Comprendere appieno la monumentale architettura concettuale del giurista tedesco Carl Schmitt (1888 – 1985), risulta un’impresa alquanto ardua per qualsiasi studioso; che questo provenga dalle file del Diritto come da quelle della Filosofia.
Eppure, mai come negli ultimi anni Schmitt appare sempre più fondamentale per una corretta interpretazione della realtà politica attuale.
Mai come adesso ci pare legittimo considerare il giurista di Plettenberg un profeta del caos in cui sguazziamo tutti e che sembra aver distrutto ogni residua certezza nella direzione del divenire dopo la fine della storia perentoriamente proclamata da Francis Fukuyama.
Se si vuole davvero intervenire nel dibattito filosofico politico odierno, Schmitt (e lo diciamo con un minimo di cognizione di causa) è imprescindibile.
Ma cosa leggere?
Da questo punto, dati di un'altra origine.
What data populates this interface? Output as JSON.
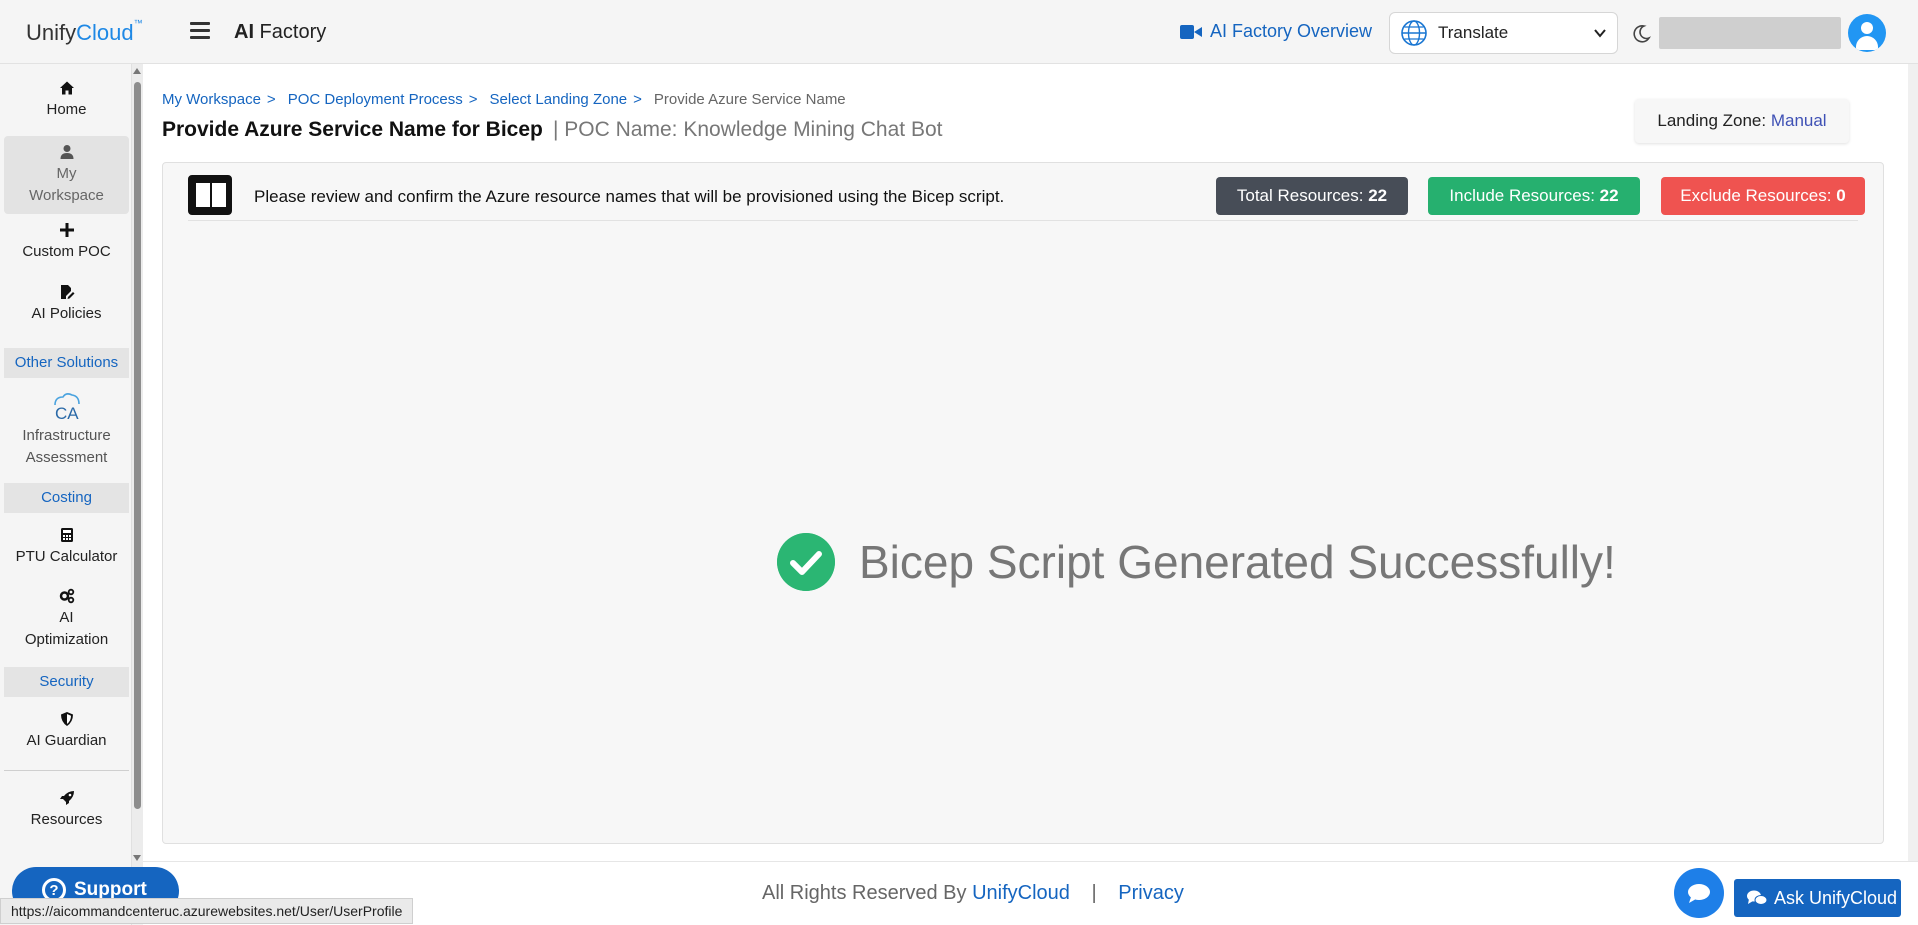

E sopratutto chi leggere?
Negli ultimi anni sono uscite diverse antologie schmittiane di degno interesse, mi preme qui segnalare le più note come Le Categorie del Politico a cura Mulino e la più densa Stato, Grande Spazio, Nomos meritevolmente edita dall’Adelphi.
Ma se approcciati da un dilettante alle prime armi questi testi possono risultare anche ostici alla lettura: Schmitt è infatti un autore estremamente sistematico e la sua visione d’insieme su concetti quali il politico se è quasi sempre premessa non è affatto detto venga prontamente esplicitata.
Quello che forse mancava era quindi un testo introduttivo di natura divulgativa che permettesse di gettarsi nello studio schmittiano con un bagaglio adeguatamente preparato.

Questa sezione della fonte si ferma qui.